>>2709250Britain's ruling class didn't see themselves as "British" in a nationalist fashion, which I would presume France did. They were, broadly speaking, cosmopolitan liberal free-trade types with a handful of "protectionist" imperial-preference guys who only wanted free trade with 70% of the planet. As such, "America is going to eat your empire and you are going to become an American vassal" wasn't that scary an outcome, especially since America allowed Britain to believe that it was a particularly special partner. (America tells every country that they've got a special relationship, but Britain
actually believes it)
One view would be that WW2 was a choice between Britain letting Germany conquer continental Europe and Britain keeping her empire, or mortgaging her empire to America to protect free trade. Britain chose the latter (which, truthfully, it must be said is the noble and correct choice.)
"Britain" as a nation state was created around 1945 when it became clear that an island that was once just the central point of a sprawling trade empire was going to have to develop a national economy when America took over and stopped giving them preferential treatment. Look at any Churchill speech and note how he speaks of
England, note how even into the 1960s and 1970s produce was stamped
made in England,
made in Scotland, and so on.

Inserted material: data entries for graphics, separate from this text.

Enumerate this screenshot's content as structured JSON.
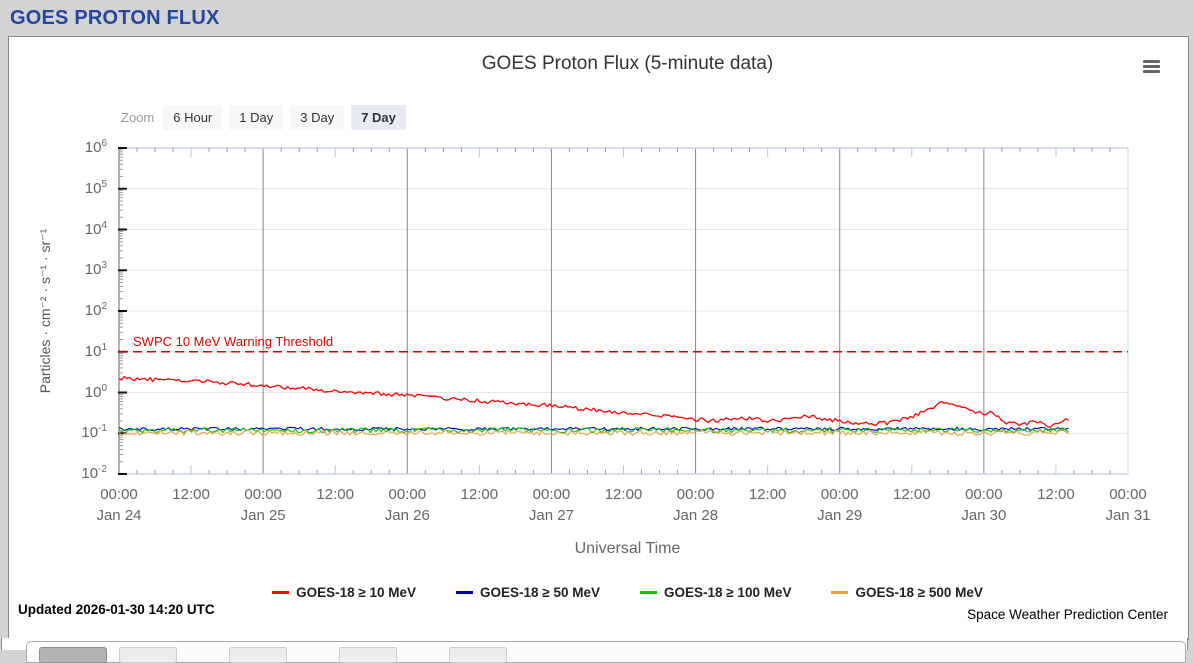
{
  "page": {
    "header_title": "GOES PROTON FLUX"
  },
  "chart": {
    "zoom": {
      "label": "Zoom",
      "options": [
        "6 Hour",
        "1 Day",
        "3 Day",
        "7 Day"
      ],
      "selected": "7 Day"
    },
    "updated": "Updated 2026-01-30 14:20 UTC",
    "credit": "Space Weather Prediction Center",
    "menu_icon": "hamburger-icon"
  },
  "chart_data": {
    "type": "line",
    "title": "GOES Proton Flux (5-minute data)",
    "xlabel": "Universal Time",
    "ylabel": "Particles · cm⁻² · s⁻¹ · sr⁻¹",
    "y_axis": {
      "scale": "log",
      "ticks_exponents": [
        6,
        5,
        4,
        3,
        2,
        1,
        0,
        -1,
        -2
      ],
      "range_exponents": [
        -2,
        6
      ],
      "grid": true
    },
    "x_axis": {
      "days": [
        "Jan 24",
        "Jan 25",
        "Jan 26",
        "Jan 27",
        "Jan 28",
        "Jan 29",
        "Jan 30",
        "Jan 31"
      ],
      "time_ticks": [
        "00:00",
        "12:00"
      ],
      "minor_tick_hours": 3,
      "data_end_day": 6.6,
      "day_gridlines": true
    },
    "threshold": {
      "label": "SWPC 10 MeV Warning Threshold",
      "value": 10,
      "color": "#dd0000",
      "style": "dashed"
    },
    "legend_position": "bottom",
    "series": [
      {
        "name": "GOES-18 ≥ 10 MeV",
        "color": "#ff0000",
        "noise": 0.22,
        "anchors_days_value": [
          [
            0,
            2.3
          ],
          [
            0.3,
            2.0
          ],
          [
            0.6,
            1.85
          ],
          [
            1.0,
            1.5
          ],
          [
            1.4,
            1.15
          ],
          [
            1.8,
            0.95
          ],
          [
            2.1,
            0.8
          ],
          [
            2.4,
            0.65
          ],
          [
            2.7,
            0.55
          ],
          [
            3.0,
            0.48
          ],
          [
            3.3,
            0.37
          ],
          [
            3.6,
            0.3
          ],
          [
            3.9,
            0.24
          ],
          [
            4.1,
            0.2
          ],
          [
            4.3,
            0.24
          ],
          [
            4.55,
            0.2
          ],
          [
            4.75,
            0.27
          ],
          [
            4.95,
            0.21
          ],
          [
            5.15,
            0.17
          ],
          [
            5.35,
            0.18
          ],
          [
            5.5,
            0.26
          ],
          [
            5.62,
            0.4
          ],
          [
            5.72,
            0.6
          ],
          [
            5.8,
            0.48
          ],
          [
            5.9,
            0.38
          ],
          [
            5.98,
            0.3
          ],
          [
            6.05,
            0.33
          ],
          [
            6.15,
            0.19
          ],
          [
            6.25,
            0.16
          ],
          [
            6.35,
            0.2
          ],
          [
            6.45,
            0.15
          ],
          [
            6.52,
            0.19
          ],
          [
            6.6,
            0.24
          ]
        ]
      },
      {
        "name": "GOES-18 ≥ 50 MeV",
        "color": "#0000bb",
        "noise": 0.18,
        "anchors_days_value": [
          [
            0,
            0.128
          ],
          [
            6.6,
            0.128
          ]
        ]
      },
      {
        "name": "GOES-18 ≥ 100 MeV",
        "color": "#00cc00",
        "noise": 0.28,
        "anchors_days_value": [
          [
            0,
            0.118
          ],
          [
            6.6,
            0.118
          ]
        ]
      },
      {
        "name": "GOES-18 ≥ 500 MeV",
        "color": "#e8a33d",
        "noise": 0.3,
        "anchors_days_value": [
          [
            0,
            0.103
          ],
          [
            6.6,
            0.103
          ]
        ]
      }
    ]
  }
}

This is because Scotland and England never ceased to be nations - like a weaker Austria-Hungary they were two separate nations under one political arrangement.
Scotland's ruling class were desperate to become "British", it's true, but England was the dominant partner and was quite content to remain English, and Scotland's working class were quite content to remain Scottish. Northern Ireland is an even more awkward hanging nail, it had its own parliament until the 1970s because it wasn't ever really part of Britain-proper.
For more on this, see David Edgerton's "the rise and fall of the British nation". Despite the title, it's not a right-wing screed, it's a serious work of history looking at the construction and destruction of a national economy in the British isles. It explains the rise of Scottish/Welsh nationalism (when the "British" economy is dismantled, the material conditions for "Britishness" are undermined) and the religious reverence for the NHS (it's the last real institution of that postwar British nation)
>>2709950Malaya and Kenya were more like delaying actions that attempted to secure a beneficial position for withdrawal than an attempt to keep hold for all time. In particular, they bought time for building up Britain's domestic economy.